Updated August 29, 2020
“Sisters in Spirit: Haudenosaunee (Iroquois) Influence on Early American Feminists” documents the surprisingly unrecognized authority of Native women, who inspired the Suffrage movement.
Dr. Sally Roesch Wagner shared this information about the influence of Haudenosaunee, or Iroquois, women on the Suffrage movement.
“These are Indigenous women who, for a thousand years, had political voice in their sovereign nations — and continue to. The Haudenosaunee clan mothers decide the chiefs to represent their clan. They advise them and have the responsibility to remove them if they don’t live up to their responsibilities. One absolute rule is that a chief can’t have abused a woman or child. That sounds pretty good as a test of suitability for office, doesn’t it?”
“The early suffragists knew Indigenous women had authority over their lives in their nations that U.S. women didn’t: rights to their bodies, their possessions and their children, safety and political voice. Having this model showed some suffragists that equality was possible.”
The Ojibwe and Dakota women of Minnesota are known as dynamic and resourceful.
Long before Minnesota was a state, Dakota and Ojibwewomen in the region had a strong voice in deciding policies of trade or of war and peace, although they were not ordinarily a part of tribal councils. Usually working together, they processed hides and meat, raised gardens, made maple sugar, and gathered wild fruit, nuts, and herbs. They also were responsible for building and maintaining the dwelling, whether a skin tipi or a bark house, and it belonged to the wife. Thus, a woman had the right, backed by others in the community, to tell an abusive or lazy husband to leave. The role of men was in performing the strenuous and often dangerous job of hunting. Men also defended the family or band in warfare when necessary and generally represented the tribe in external relations.
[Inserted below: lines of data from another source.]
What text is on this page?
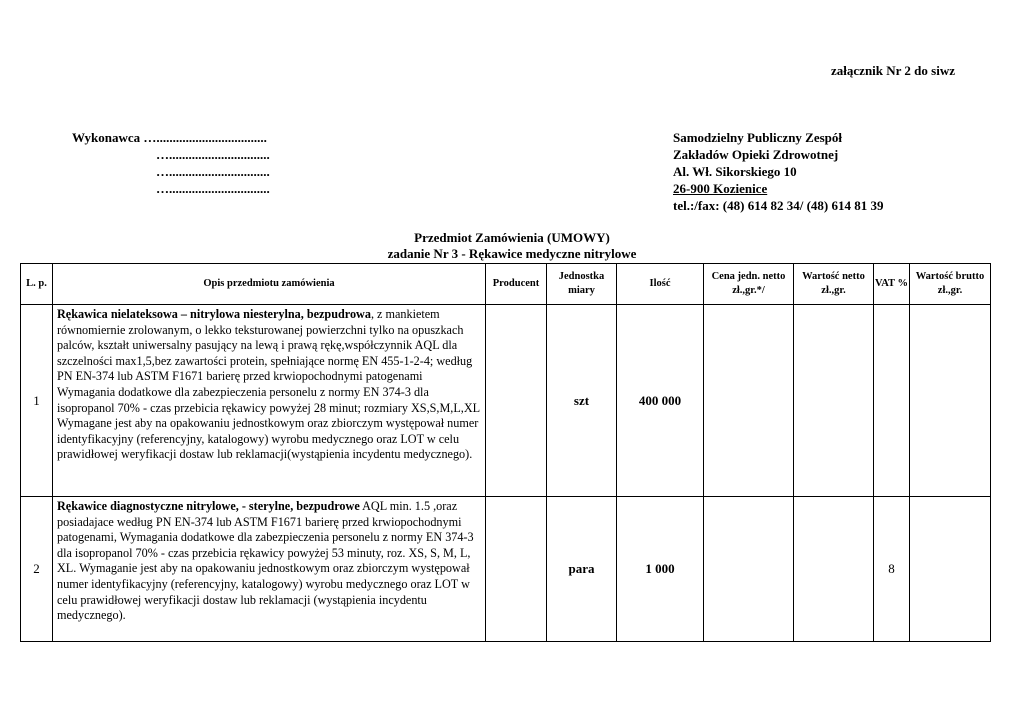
załącznik Nr 2 do siwz
Wykonawca …..................................
…...............................
…...............................
…...............................
Samodzielny Publiczny Zespół
Zakładów Opieki Zdrowotnej
Al. Wł. Sikorskiego 10
26-900 Kozienice
tel.:/fax: (48) 614 82 34/ (48) 614 81 39
Przedmiot Zamówienia (UMOWY)
zadanie Nr 3 - Rękawice medyczne nitrylowe
L. p.	Opis przedmiotu zamówienia	Producent	Jednostka miary	Ilość	Cena jedn. netto zł.,gr.*/	Wartość netto zł.,gr.	VAT %	Wartość brutto zł.,gr.
1	Rękawica nielateksowa – nitrylowa niesterylna, bezpudrowa, z mankietem równomiernie zrolowanym, o lekko teksturowanej powierzchni tylko na opuszkach palców, kształt uniwersalny pasujący na lewą i prawą rękę,współczynnik AQL dla szczelności max1,5,bez zawartości protein, spełniające normę EN 455-1-2-4; według PN EN-374 lub ASTM F1671 barierę przed krwiopochodnymi patogenami Wymagania dodatkowe dla zabezpieczenia personelu z normy EN 374-3 dla isopropanol 70% - czas przebicia rękawicy powyżej 28 minut; rozmiary XS,S,M,L,XL Wymagane jest aby na opakowaniu jednostkowym oraz zbiorczym występował numer identyfikacyjny (referencyjny, katalogowy) wyrobu medycznego oraz LOT w celu prawidłowej weryfikacji dostaw lub reklamacji(wystąpienia incydentu medycznego).		szt	400 000				
2	Rękawice diagnostyczne nitrylowe, - sterylne, bezpudrowe AQL min. 1.5 ,oraz posiadajace według PN EN-374 lub ASTM F1671 barierę przed krwiopochodnymi patogenami, Wymagania dodatkowe dla zabezpieczenia personelu z normy EN 374-3 dla isopropanol 70% - czas przebicia rękawicy powyżej 53 minuty, roz. XS, S, M, L, XL. Wymaganie jest aby na opakowaniu jednostkowym oraz zbiorczym występował numer identyfikacyjny (referencyjny, katalogowy) wyrobu medycznego oraz LOT w celu prawidłowej weryfikacji dostaw lub reklamacji (wystąpienia incydentu medycznego).		para	1 000			8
Source: Women Weaving Web Society North State
According to Mary Annette Pember, “Ojibwe ideas about property were not invested in patriarchy as in European traditions.”
In traditional Ojibwe society, men did not gain the right to direct a woman’s life or resources after marriage. “Women continuously worked and otherwise interacted with relatives and the roles of daughter, sister, mother and aunt were important mantles of responsibility.” Source: The Power of Ojibwe Women
In “FARMERS WARRIORS TRADERS—A Fresh Look at Ojibway Women”, Priscilla K. Buffalohead wrote: Ojibway (spelled as author spells ‘Ojibway’) women were in a very real sense economic providers. They worked alone and in groups to construct the lodges, collect the firewood, make the clothing, and produce a substantial portion of the food supply. Credit for these contributions has for too long been hidden in the sources because historians and ethnologists presumed women’s work to be supplementary and secondary to the primary hunting role of men. Furthermore, continued references to women’s ownership and distribution rights, to their products, and to their strong voice in determining how male-acquired resources should be distributed suggest that the products of women’s work were appreciated by the Ojibway themselves.
Ojibwe oral tradition emphasized the distinctiveness of the sexes, and child-rearing practices stressed sex separation in work roles, dress, and mannerisms. While the ideal of sex separation ordered the work world and social life into mutually dependent spheres, some women were able to make unique contributions in male-dominated areas with seeming ease. Repeated clues in the primary historical sources resolve this apparent contradiction. Taken together, they describe the Ojibwe as an egalitarian society, a society that placed a premium value on individuality. Women as well as men could step outside the boundaries of traditional sex role assignments and, as individuals, make group-respected choices.
Perhaps the over-all status of women in Ojibwe history and the quality of the relationship between the sexes is best summarized by the scientist-explorer, Joseph Nicollet, who nearly 150 years ago as a guest in Ojibwe lodges of northern Minnesota observed that family life was “not a matter of one sex having power over the other, but a matter of mutual respect (Bray, ed., Journals of Joseph N. Nicollet, 188).”
In Dakota society, women have always held an essential role.
They gathered wood, processed hides, farmed, made clothes, and were the central keepers of the home. Men hunted and fished to provide game for, while also securing community safety. In the spring, winter villages dispersed and men left on hunting parties while women, children, and the elderly moved into sugaring camps to make maple sugar and syrup. During the summer months families gathered in villages to hunt and fish. They processed the game and harvested traditional medicines and indigenous plants, as well crops such as corn, squash, and beans. They also gathered wild rice along the vast lakes throughout Mni Sota. In autumn, families moved to the year’s chosen hunting grounds for the annual hunt that also prepared them for the upcoming winter. Winter months were spent living off the stores of supplies they built up during the previous year, along with continual fishing and hunting. This traditional lifestyle of communal support and a deep connection to the land and natural resources are the basis for Dakota society and culture.
Kinship formed the basis for traditional Dakota social structure. Yankton Dakota anthropologist Ella Deloria wrote in 1944: “The Ultimate aim of a Dakota life, stripped of accessories, was quite simple: One must obey kinship rules; one must be a good relative.”